Single by New Edition

from the album Heart Break
- Released: June 9, 1988
- Recorded: November 1987
- Studio: Flyte Tyme Studios (Minneapolis, Minnesota)
- Genre: R&B; new jack swing;
- Length: 5:10 (album version) 3:48 (single version)
- Label: MCA
- Songwriter(s): James Harris III; Terry Lewis;
- Producer(s): Jimmy Jam and Terry Lewis

New Edition singles chronology
| "Count Me Out" (1985) | "If It Isn't Love" (1988) | "You're Not My Kind of Girl" (1988) |

Music video
- "If It Isn't Love" on YouTube

= If It Isn't Love =

"If It Isn't Love" is a song by American R&B quintet New Edition, and the first single from their fifth studio album, Heart Break (1988). The song was released on June 9, 1988 by MCA Records. It became the biggest hit from the album, reaching the top ten of the US Billboard Hot 100, peaking at number seven, becoming their first top 10 hit following the departure of Bobby Brown, and reaching the second position on the Hot Black Singles chart. The song and video is also notable for being the introduction of fellow R&B singer Johnny Gill as a new member of the R&B quintet. Its chart performance and well-received music video garnered the quintet their first, and to date, sole nomination for the Best R&B Performance by a Duo or Group with Vocals at the 31st Grammy Awards in February 1989.

==Overview==
Written and produced by Jimmy Jam & Terry Lewis, the song spoke of a man who left a troubling relationship because he didn't want to fall in love, only to find out that he was in fact in love with his former girlfriend but is still in a dilemma over it: if it isn't love/why do I feel this way/why does she stay on my mind?
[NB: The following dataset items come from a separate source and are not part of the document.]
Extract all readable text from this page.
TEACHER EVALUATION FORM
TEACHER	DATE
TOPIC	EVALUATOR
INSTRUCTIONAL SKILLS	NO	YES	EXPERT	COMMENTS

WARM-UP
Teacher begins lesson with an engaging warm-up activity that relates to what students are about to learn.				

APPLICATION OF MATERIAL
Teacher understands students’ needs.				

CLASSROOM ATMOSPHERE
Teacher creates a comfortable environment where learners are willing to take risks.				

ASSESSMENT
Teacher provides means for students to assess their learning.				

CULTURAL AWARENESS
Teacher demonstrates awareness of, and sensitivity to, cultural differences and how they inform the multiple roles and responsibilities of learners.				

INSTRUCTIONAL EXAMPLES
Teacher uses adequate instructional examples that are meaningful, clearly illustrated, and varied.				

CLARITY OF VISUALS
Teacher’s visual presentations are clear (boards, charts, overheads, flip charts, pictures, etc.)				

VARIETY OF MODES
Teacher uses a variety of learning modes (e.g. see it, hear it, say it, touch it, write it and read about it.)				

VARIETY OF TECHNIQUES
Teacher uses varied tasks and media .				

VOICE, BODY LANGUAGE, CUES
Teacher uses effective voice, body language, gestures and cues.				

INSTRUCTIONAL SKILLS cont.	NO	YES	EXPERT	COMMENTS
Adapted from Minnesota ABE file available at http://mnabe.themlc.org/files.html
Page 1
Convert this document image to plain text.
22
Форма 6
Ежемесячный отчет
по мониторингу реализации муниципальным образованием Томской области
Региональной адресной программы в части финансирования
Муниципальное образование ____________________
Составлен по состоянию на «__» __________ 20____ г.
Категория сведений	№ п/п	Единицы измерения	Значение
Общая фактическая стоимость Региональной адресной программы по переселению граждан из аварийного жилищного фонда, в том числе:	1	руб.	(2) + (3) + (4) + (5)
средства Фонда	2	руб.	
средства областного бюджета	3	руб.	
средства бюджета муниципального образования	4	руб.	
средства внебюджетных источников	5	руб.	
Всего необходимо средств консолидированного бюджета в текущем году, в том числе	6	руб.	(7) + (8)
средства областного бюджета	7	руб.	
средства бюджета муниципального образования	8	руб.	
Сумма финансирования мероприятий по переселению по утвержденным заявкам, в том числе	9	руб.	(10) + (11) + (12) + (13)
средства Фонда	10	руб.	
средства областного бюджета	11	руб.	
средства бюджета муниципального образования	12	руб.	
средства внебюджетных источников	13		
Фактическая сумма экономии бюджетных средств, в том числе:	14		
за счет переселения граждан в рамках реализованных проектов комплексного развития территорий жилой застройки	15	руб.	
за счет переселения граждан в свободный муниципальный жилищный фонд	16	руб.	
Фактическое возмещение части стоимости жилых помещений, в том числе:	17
The song has a memorable breakdown similar to that of The Jackson 5, where lead singer Ralph Tresvant admits that he made a mistake and he realizes he does love her, though his resolve is crushed as his bandmates then retort: You love her, what?! Though he is optimistic that he will get her back.

===Release and reaction===
This song returned New Edition to the top ten of both the pop and R&B singles charts, peaking at number seven and two, respectively. They were held off from the top spot of the Hot Black Singles chart by the same person that was voted out of the group just two years prior, Bobby Brown with his #8 pop hit "Don't Be Cruel". The music video for the song showcased the group along with their manager, Brooke Payne, going over rehearsal for a concert which has the band gearing up to hit the stage. The video ended with the group running towards the stage, and transitioned them into their next music video; a concert performance for the follow-up single, "You're Not My Kind of Girl."

==Track listing==
1. If It Isn't Love (12" Club Mix) - (7:42)
2. If It Isn't Love (Instrumental) - (5:10)
3. If It Isn't Love (Low Key Mix) - (4:30)

==Personnel==
- Ronnie DeVoe: background vocals
- Ricky Bell: background vocals
- Michael Bivins: background vocals
- Ralph Tresvant: lead vocals & background vocals
- Johnny Gill: background vocals.

==Charts==

===Weekly charts===

| Chart (1988) | Peak position |
|---|---|
| US Billboard Hot 100 | 7 |
| US Hot Black Singles (Billboard) | 2 |
| US Dance Club Songs (Billboard) | 20 |
| US Hot Dance Singles Sales (Billboard) | 10 |
| UK Singles Chart | 94 |

===Year-end charts===

| Chart (1988) | Position |
|---|---|
| US Billboard Hot 100 | 67 |

== Certifications ==

| Region | Certification | Certified units/sales |
| United States (RIAA) | Platinum | 1,000,000^{‡} |
^{‡} Sales+streaming figures based on certification alone.

==Trivia==
- In their December 2, 2019 Monday Night Football game, four Seattle Seahawks, led by David Moore — and including Jaron Brown, Tyler Lockett, and DK Metcalf — used the dance from the video in their touchdown celebration.
- Beyoncé's video for her single "Love on Top" was inspired by the music video for "If It Isn't Love"
- Brooke Payne appears as the group's choreographer in the video.
- Sampled on rap group Kidz In The Hall 2008 release song "Whattup Wit Me".
- Sampled by Trick Daddy on his song "Ain't a Thug" from his album Thug Matrimony: Married to the Streets.
- Sung by Romeo, Bullethead and their singing group for a talent show on an episode of The Steve Harvey Show.
- The song is featured in the Wii game The Hip Hop Dance Experience.
- Sampled by Sevyn Streeter on her song "Fallen" (featuring Ty Dolla $ign and Cam Wallace) from her debut studio album Girl Disrupted.
- Sampled by Wale on his song "The One Time In Houston" from his album The Album About Nothing.
- Sampled by Kehlani on her song "In My Feelings" from her debut studio album SweetSexySavage.